Clearly, the overall energy estimates based on these data are not in agreement with the FEP simulation results. This is not surprising, considering the extremely approximate nature of this analysis, and the many other factors not considered (e.g., water molecules, long-range forces, protein and DNA conformational entropies, etc.). The counterion release data appear to suggest that a larger number of counterions being released leads to stronger binding and is fairly consistent with both the FEP data and the experimental data, at least with regards to overall mutant ranking. Aside from the counterion release data, we do not observe any correlation between any particular type of contact, suggesting that there is not one dominant mechanism for binding, but rather that multiple coupled phenomena are involved.
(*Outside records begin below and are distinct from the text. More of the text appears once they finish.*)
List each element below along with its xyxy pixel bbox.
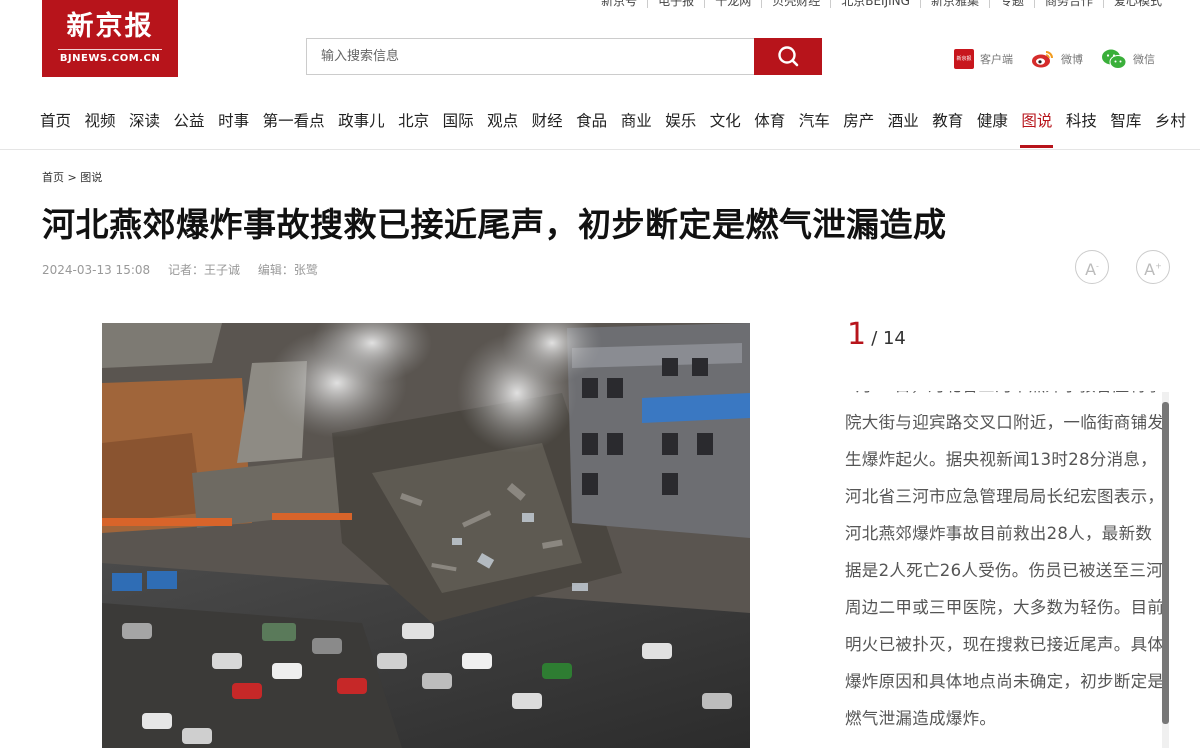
nav-item[interactable]: 体育 — [754, 108, 785, 134]
search-button[interactable] — [754, 38, 822, 75]
top-link[interactable]: 贝壳财经 — [762, 0, 832, 8]
main-nav: 首页 视频 深读 公益 时事 第一看点 政事儿 北京 国际 观点 财经 食品 商业 娱乐 文化 体育 汽车 房产酒… — [40, 108, 1199, 148]
search-input[interactable] — [306, 38, 769, 75]
gallery-caption-text: 3月13日，河北省三河市燕郊小张各庄村学院大街与迎宾路交叉口附近，一临街商铺发生… — [845, 391, 1165, 728]
gallery-counter: 1 / 14 — [847, 317, 906, 352]
nav-item[interactable]: 国际 — [443, 108, 474, 134]
font-increase-button[interactable]: A+ — [1136, 250, 1170, 284]
top-link[interactable]: 商务合作 — [1035, 0, 1104, 8]
weibo-label: 微博 — [1061, 53, 1083, 66]
top-link[interactable]: 电子报 — [648, 0, 706, 8]
wechat-icon — [1102, 49, 1127, 69]
header-divider — [0, 149, 1200, 150]
article-title: 河北燕郊爆炸事故搜救已接近尾声，初步断定是燃气泄漏造成 — [42, 205, 947, 244]
article-datetime: 2024-03-13 15:08 — [42, 263, 151, 277]
nav-item[interactable]: 观点 — [487, 108, 518, 134]
top-link[interactable]: 爱心模式 — [1104, 0, 1172, 8]
nav-item[interactable]: 科技 — [1066, 108, 1097, 134]
top-links: 新京号 电子报 千龙网 贝壳财经 北京BEIJING 新京雅集 专题 商务合作 … — [591, 0, 1172, 8]
article-meta: 2024-03-13 15:08 记者：王子诚 编辑：张鹭 — [42, 261, 332, 278]
nav-item[interactable]: 深读 — [129, 108, 160, 134]
nav-item[interactable]: 食品 — [576, 108, 607, 134]
weibo-link[interactable]: 微博 — [1031, 49, 1083, 69]
breadcrumb-section[interactable]: 图说 — [80, 171, 102, 184]
client-app-link[interactable]: 新京报 客户端 — [954, 49, 1013, 69]
logo-domain: BJNEWS.COM.CN — [58, 49, 162, 64]
nav-item[interactable]: 乡村 — [1155, 108, 1186, 134]
explosion-scene-image — [102, 323, 750, 748]
article-editor: 编辑：张鹭 — [257, 263, 318, 277]
client-app-label: 客户端 — [980, 53, 1013, 66]
article-reporter: 记者：王子诚 — [167, 263, 240, 277]
gallery-photo[interactable] — [102, 323, 750, 748]
nav-item[interactable]: 公益 — [174, 108, 205, 134]
nav-item[interactable]: 汽车 — [799, 108, 830, 134]
gallery-current-index: 1 — [847, 317, 867, 352]
site-logo[interactable]: 新京报 BJNEWS.COM.CN — [42, 0, 178, 77]
breadcrumb: 首页 > 图说 — [42, 169, 102, 185]
logo-mark: 新京报 — [66, 11, 154, 42]
client-app-icon: 新京报 — [954, 49, 974, 69]
nav-item[interactable]: 第一看点 — [263, 108, 325, 134]
top-bar: 新京号 电子报 千龙网 贝壳财经 北京BEIJING 新京雅集 专题 商务合作 … — [0, 0, 1200, 12]
font-decrease-icon: A- — [1085, 260, 1099, 280]
nav-item[interactable]: 商业 — [621, 108, 652, 134]
top-link[interactable]: 新京号 — [591, 0, 649, 8]
breadcrumb-home[interactable]: 首页 — [42, 171, 64, 184]
nav-item[interactable]: 图说 — [1020, 108, 1054, 148]
nav-item[interactable]: 财经 — [532, 108, 563, 134]
app-links: 新京报 客户端 微博 微信 — [954, 48, 1155, 70]
nav-item[interactable]: 教育 — [932, 108, 963, 134]
nav-item[interactable]: 文化 — [710, 108, 741, 134]
top-link[interactable]: 千龙网 — [705, 0, 763, 8]
weibo-icon — [1032, 51, 1053, 68]
nav-item[interactable]: 时事 — [218, 108, 249, 134]
nav-item[interactable]: 房产 — [843, 108, 874, 134]
font-increase-icon: A+ — [1144, 260, 1162, 280]
nav-item[interactable]: 视频 — [85, 108, 116, 134]
search-bar — [306, 38, 822, 75]
nav-item[interactable]: 北京 — [398, 108, 429, 134]
gallery-caption: 3月13日，河北省三河市燕郊小张各庄村学院大街与迎宾路交叉口附近，一临街商铺发生… — [845, 391, 1165, 748]
wechat-link[interactable]: 微信 — [1101, 48, 1155, 70]
gallery-total: / 14 — [871, 328, 906, 349]
nav-item[interactable]: 首页 — [40, 108, 71, 134]
nav-item[interactable]: 智库 — [1110, 108, 1141, 134]
nav-item[interactable]: 政事儿 — [338, 108, 385, 134]
breadcrumb-separator: > — [67, 171, 77, 184]
top-link[interactable]: 专题 — [990, 0, 1035, 8]
top-link[interactable]: 新京雅集 — [921, 0, 990, 8]
caption-scrollbar-thumb[interactable] — [1162, 402, 1169, 724]
search-icon — [778, 46, 799, 67]
wechat-label: 微信 — [1133, 53, 1155, 66]
font-decrease-button[interactable]: A- — [1075, 250, 1109, 284]
caption-scrollbar[interactable] — [1162, 392, 1169, 748]
nav-item[interactable]: 健康 — [977, 108, 1008, 134]
nav-item[interactable]: 酒业 — [888, 108, 919, 134]
top-link[interactable]: 北京BEIJING — [831, 0, 921, 8]
nav-item[interactable]: 娱乐 — [665, 108, 696, 134]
In particular, we note that hydrogen bonding appears to be a poor indicator of TetR:tetO2 interactions, at least with regards to the differences observed among the mutants tested here.

Summary and Conclusions

The combined modeling and experimental work presented herein demonstrate the potential of using rigorous molecular simulations to study binding free energies that dictate biological behavior. The binding of TetR to tetO2 is a key step in the function of the tet operon and has potential applications in any synthetic biological system that requires gene expression to be controlled by the addition or removal of a small molecule (in this case tetracycline). Although we have not investigated the case of the induced TetR protein, it seems unlikely that mutations in tetO2 would cause any notable changes in the extremely weak binding of induced TetR to tetO2; certainly these changes would be overshadowed by the effects of tetO2 mutations on the binding of the uninduced protein. As such, we believe we have isolated a key biophysical process in the operation and modulation of tetO2.
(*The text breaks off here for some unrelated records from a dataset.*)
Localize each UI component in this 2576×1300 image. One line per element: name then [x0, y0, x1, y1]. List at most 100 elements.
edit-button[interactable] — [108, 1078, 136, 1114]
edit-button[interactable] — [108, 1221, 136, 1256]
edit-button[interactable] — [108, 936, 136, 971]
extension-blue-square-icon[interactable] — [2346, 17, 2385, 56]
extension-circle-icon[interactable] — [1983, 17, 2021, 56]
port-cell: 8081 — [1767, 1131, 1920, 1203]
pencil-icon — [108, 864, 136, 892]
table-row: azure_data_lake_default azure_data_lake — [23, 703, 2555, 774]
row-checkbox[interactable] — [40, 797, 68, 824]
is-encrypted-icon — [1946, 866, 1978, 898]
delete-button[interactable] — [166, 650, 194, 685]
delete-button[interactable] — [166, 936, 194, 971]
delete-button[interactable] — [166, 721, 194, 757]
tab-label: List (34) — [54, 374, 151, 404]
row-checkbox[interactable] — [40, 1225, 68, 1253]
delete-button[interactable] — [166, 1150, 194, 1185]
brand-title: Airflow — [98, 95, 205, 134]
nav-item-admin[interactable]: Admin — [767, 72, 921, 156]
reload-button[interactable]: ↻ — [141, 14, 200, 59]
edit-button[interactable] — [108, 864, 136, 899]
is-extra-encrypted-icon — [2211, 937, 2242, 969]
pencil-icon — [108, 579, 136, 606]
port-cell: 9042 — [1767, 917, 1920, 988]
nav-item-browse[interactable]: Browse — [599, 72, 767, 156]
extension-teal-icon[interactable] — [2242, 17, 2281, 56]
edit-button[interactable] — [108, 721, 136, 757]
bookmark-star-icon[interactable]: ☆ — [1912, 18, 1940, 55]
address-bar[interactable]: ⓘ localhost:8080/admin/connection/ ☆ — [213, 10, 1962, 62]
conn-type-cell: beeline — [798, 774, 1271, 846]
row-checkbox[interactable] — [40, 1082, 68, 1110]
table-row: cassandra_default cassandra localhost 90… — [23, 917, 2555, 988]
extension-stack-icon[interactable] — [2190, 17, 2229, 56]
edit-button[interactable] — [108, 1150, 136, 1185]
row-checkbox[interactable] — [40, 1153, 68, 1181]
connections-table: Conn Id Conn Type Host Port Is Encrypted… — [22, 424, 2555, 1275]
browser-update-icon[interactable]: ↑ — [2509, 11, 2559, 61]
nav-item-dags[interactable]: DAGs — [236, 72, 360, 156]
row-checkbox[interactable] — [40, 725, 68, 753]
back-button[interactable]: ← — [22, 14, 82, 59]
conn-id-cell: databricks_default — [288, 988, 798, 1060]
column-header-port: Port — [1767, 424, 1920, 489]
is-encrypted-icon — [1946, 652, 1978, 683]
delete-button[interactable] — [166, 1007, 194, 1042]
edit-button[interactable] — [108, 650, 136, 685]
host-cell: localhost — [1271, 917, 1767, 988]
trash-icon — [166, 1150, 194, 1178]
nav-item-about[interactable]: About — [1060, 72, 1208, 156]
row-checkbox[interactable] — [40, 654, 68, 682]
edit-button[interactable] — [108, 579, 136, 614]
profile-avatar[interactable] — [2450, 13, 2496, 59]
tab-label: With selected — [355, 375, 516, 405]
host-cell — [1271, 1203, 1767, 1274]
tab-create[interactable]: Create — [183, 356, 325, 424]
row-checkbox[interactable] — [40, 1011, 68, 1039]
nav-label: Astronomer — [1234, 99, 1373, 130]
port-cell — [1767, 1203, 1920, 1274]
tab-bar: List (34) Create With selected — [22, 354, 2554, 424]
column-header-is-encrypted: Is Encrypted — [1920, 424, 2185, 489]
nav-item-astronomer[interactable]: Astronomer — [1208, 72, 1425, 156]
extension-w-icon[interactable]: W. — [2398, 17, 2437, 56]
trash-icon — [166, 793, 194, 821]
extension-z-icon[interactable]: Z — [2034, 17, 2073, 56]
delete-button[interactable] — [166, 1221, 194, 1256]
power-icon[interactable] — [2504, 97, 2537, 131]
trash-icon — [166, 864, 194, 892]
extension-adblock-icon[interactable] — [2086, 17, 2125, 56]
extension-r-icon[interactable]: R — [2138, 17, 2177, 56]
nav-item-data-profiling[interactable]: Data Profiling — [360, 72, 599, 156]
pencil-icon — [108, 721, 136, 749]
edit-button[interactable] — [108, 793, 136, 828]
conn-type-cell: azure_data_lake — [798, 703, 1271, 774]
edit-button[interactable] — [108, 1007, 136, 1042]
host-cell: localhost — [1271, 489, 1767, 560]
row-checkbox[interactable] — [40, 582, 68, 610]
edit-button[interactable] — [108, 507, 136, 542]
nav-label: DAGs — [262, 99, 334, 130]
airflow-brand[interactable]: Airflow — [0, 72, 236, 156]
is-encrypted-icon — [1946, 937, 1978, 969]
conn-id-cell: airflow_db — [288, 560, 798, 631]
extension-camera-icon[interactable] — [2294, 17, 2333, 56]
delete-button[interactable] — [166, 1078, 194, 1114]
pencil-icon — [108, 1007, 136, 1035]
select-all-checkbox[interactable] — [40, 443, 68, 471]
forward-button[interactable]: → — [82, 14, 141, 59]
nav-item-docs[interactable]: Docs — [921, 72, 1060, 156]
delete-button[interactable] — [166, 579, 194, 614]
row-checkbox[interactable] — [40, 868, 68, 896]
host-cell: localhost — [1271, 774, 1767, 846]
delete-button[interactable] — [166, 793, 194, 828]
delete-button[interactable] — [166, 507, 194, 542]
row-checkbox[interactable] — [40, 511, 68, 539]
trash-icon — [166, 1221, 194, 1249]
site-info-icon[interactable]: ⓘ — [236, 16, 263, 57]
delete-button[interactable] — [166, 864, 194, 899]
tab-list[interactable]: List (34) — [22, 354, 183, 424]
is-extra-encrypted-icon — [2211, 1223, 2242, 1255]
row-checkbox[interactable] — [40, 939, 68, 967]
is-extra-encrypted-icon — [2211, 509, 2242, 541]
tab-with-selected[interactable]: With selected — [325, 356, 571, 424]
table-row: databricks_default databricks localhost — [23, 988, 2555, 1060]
We have focused our analysis of the simulations on the free energy results. Molecular dynamics simulations also provide a wealth of information on structural properties and atomistic interactions, some of which we have also briefly presented. There does not appear to be a specific molecular part, mechanism of interaction, or binding that can explain the differences observed among the mutants that we tested. It therefore appears that the more computationally intensive free energy simulations are indeed necessary because the binding differences are likely a result of a complex combination of several competing physical phenomena.
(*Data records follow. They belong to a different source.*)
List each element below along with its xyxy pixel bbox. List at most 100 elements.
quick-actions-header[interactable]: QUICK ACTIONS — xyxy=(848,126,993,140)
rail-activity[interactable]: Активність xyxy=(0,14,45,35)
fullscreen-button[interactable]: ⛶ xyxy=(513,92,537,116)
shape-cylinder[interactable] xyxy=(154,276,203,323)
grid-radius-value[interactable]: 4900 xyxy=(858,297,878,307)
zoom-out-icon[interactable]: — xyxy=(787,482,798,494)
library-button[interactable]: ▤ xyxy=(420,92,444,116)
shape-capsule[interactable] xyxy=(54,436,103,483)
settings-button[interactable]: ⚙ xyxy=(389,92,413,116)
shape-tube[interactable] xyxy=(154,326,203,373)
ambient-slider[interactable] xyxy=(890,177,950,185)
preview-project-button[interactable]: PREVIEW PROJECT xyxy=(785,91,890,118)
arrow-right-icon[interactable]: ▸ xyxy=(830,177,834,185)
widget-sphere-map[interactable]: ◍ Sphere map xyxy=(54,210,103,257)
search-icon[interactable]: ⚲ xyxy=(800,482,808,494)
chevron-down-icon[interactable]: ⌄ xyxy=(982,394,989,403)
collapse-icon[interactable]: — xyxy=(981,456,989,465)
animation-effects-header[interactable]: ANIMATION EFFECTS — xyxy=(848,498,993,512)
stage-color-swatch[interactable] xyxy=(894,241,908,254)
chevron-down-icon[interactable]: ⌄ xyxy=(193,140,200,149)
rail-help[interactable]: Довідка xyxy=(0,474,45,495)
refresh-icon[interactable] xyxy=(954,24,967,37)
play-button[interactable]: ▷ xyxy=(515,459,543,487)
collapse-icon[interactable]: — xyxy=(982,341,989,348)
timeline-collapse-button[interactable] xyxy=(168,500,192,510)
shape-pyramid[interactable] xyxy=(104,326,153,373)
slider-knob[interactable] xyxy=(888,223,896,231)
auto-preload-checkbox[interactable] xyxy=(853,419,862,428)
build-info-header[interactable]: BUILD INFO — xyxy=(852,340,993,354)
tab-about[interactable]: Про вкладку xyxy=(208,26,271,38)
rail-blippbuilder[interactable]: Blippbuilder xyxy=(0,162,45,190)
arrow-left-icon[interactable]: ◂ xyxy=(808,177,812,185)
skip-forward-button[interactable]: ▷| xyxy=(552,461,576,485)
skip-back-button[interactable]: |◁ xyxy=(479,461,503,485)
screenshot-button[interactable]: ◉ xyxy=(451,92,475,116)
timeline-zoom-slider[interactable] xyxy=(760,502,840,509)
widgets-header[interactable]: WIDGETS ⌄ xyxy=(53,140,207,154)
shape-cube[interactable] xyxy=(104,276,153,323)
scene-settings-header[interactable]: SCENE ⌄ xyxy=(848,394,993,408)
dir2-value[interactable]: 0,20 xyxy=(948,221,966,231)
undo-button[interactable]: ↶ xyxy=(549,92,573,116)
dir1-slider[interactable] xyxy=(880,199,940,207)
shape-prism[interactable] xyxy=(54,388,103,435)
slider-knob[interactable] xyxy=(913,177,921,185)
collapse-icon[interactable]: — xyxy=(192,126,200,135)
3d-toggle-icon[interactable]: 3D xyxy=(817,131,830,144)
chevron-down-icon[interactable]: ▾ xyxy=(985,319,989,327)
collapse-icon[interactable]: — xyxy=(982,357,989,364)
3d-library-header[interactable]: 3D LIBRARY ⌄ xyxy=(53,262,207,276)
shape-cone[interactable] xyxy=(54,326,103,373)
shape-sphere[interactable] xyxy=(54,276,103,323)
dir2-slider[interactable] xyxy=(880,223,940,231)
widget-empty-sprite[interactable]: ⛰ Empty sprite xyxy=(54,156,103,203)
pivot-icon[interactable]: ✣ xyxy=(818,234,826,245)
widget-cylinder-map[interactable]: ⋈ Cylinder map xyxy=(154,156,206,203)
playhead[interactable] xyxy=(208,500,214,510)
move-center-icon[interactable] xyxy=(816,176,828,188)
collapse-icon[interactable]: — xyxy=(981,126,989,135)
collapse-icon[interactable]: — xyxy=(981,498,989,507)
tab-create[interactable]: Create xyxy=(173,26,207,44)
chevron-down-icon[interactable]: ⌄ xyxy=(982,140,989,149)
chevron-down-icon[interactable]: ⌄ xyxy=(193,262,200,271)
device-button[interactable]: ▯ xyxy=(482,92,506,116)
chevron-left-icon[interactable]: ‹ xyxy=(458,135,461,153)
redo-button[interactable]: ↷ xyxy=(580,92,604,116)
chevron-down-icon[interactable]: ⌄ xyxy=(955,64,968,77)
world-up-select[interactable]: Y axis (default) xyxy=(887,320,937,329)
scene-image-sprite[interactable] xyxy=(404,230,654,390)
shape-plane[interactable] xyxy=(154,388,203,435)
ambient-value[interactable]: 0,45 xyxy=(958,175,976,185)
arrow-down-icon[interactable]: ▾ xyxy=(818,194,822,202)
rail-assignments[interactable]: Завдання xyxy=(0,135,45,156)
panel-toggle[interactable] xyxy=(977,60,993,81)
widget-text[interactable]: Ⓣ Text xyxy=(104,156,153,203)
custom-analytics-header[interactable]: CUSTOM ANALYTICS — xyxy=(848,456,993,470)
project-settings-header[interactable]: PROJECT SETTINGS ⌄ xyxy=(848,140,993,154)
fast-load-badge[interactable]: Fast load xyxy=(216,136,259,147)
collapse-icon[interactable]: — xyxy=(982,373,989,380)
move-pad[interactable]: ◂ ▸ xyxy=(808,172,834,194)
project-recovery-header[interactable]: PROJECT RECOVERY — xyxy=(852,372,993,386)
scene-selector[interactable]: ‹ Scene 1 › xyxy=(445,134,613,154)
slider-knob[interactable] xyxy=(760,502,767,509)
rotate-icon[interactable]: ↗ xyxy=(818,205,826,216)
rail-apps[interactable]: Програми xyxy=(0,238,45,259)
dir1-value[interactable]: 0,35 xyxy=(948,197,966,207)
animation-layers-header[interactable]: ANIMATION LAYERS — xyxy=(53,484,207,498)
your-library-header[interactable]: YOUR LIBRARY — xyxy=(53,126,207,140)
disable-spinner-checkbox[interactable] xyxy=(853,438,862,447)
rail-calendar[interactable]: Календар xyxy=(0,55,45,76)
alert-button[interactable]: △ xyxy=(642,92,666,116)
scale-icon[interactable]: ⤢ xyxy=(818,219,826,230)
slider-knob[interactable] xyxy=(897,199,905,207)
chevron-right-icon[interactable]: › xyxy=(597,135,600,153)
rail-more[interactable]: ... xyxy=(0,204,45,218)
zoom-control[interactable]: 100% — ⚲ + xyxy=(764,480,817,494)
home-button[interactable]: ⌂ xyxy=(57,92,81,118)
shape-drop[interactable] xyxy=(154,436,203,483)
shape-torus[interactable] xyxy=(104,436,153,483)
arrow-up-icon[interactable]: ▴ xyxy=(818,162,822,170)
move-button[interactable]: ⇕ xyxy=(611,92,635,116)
Although free energy perturbation results cannot predict absolute GFP expression levels, they appear to be capable of predicting relative rankings of tetO2 mutants. We have analyzed the possible sources of errors in our FEP simulations, and we believe that the results are not spurious with regards to sampling or convergence bias. Considering the complex nature of these systems as well as the inconsistencies in ranking even among different experiments, we believe the results presented make a strong argument for the use of molecular simulations in synthetic biology. Future improvements in molecular force fields and increasingly more powerful computers in the near future hold the promise of enabling the use of free energy simulations for the quantitative prediction and design of gene repressor protein systems as well as other biomolecular applications.